The analysis performed tells a story. The hyperinflation-excluding box plot visualization shows that the variance in annual average inflation rates has mostly decreased over the decades. Along with this information, the average inflation rates has decreased steadily between the 1980s and the 2010s, and then increases in the 2020s. This is a great measure for global economic status. As EconLib states, “Most economists agree that inflation lowers economic welfare even when allowing for revenue from the inflation tax and the distortion that would be created by alternative taxes that raise the same revenue.” This means we can take the boxplot visualization as one measure of global welfare, with larger counts of higher inflation to mean worse welfare in some countries.

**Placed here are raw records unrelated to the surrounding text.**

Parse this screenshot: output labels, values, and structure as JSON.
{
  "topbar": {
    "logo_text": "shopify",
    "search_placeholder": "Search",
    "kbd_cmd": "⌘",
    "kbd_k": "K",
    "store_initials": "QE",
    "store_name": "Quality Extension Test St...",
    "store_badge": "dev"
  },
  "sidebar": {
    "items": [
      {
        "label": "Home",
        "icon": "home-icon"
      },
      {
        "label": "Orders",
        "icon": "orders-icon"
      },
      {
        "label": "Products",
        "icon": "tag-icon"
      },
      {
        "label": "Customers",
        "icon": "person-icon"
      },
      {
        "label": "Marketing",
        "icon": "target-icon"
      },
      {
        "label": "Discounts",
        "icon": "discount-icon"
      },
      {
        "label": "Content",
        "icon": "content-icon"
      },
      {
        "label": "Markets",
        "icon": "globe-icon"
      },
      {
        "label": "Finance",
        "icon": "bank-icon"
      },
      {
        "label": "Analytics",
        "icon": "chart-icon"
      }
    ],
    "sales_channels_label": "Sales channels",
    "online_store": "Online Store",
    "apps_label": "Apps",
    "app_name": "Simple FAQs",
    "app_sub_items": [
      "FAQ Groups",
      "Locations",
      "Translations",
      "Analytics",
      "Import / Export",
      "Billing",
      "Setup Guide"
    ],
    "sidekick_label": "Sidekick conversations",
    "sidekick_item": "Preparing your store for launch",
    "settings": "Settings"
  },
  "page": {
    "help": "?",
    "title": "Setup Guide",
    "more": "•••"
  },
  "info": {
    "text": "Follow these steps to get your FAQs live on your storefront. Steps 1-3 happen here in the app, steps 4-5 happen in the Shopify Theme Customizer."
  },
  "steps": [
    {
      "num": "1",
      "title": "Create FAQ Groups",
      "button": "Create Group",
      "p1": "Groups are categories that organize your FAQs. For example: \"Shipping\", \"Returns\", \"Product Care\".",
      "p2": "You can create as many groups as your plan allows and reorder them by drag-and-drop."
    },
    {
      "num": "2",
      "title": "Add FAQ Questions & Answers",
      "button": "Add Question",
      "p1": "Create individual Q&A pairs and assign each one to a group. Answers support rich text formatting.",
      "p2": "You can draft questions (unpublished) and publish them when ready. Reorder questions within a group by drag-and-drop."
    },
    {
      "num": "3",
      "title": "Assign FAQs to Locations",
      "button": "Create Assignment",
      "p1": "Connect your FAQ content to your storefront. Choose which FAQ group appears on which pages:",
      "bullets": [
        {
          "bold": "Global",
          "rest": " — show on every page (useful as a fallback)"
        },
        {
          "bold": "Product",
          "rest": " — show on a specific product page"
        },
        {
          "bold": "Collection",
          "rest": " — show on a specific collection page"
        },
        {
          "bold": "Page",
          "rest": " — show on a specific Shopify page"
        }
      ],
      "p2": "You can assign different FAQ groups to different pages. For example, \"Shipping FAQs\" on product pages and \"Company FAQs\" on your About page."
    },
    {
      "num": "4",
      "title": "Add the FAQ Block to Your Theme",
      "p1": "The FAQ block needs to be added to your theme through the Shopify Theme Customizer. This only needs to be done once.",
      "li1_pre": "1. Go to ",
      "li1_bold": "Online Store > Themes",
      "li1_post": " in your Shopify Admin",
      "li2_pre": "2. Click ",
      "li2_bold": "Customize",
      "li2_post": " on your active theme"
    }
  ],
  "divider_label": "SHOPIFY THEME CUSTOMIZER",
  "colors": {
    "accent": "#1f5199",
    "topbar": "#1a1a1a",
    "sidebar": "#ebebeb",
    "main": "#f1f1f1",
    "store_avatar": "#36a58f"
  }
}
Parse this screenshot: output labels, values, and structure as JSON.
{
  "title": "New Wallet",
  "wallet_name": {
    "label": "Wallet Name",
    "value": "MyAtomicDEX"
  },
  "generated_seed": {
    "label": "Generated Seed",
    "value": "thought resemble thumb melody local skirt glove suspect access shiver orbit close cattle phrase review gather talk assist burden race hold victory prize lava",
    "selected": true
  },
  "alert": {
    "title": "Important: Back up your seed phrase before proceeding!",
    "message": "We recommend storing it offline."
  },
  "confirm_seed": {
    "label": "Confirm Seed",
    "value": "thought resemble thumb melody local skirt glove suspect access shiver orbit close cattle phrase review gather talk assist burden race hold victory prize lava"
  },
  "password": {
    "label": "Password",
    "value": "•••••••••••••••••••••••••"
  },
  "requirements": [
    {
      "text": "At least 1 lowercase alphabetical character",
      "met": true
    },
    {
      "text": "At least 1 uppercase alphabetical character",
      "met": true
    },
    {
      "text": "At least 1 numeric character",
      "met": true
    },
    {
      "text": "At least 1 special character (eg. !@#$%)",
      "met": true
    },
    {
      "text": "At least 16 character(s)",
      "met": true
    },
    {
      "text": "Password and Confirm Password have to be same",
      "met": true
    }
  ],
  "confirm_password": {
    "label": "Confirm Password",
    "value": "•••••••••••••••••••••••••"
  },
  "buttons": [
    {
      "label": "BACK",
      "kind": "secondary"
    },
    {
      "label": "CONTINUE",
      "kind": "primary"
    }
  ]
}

With the hyperinflation graph, we can see the frequency that different levels of hyperinflation have occurred globally in the past 40 or so years. Hyperinflation is caused when a governing power faces pressure to pay money they do not have, and solve by effectively printing more money. This devalues the currency and causes more money to need to be printed. The cycle continues until the original currency approaches functional worthlessness. In our analysis above, it looks like the cases of hyperinflation are most common between rates of 50 and 130, with few cases existing above 600. From this, we can infer that it is more common for inflation to stay the same or decrease than it is for inflation to continue rising after it reaches a rate of 130.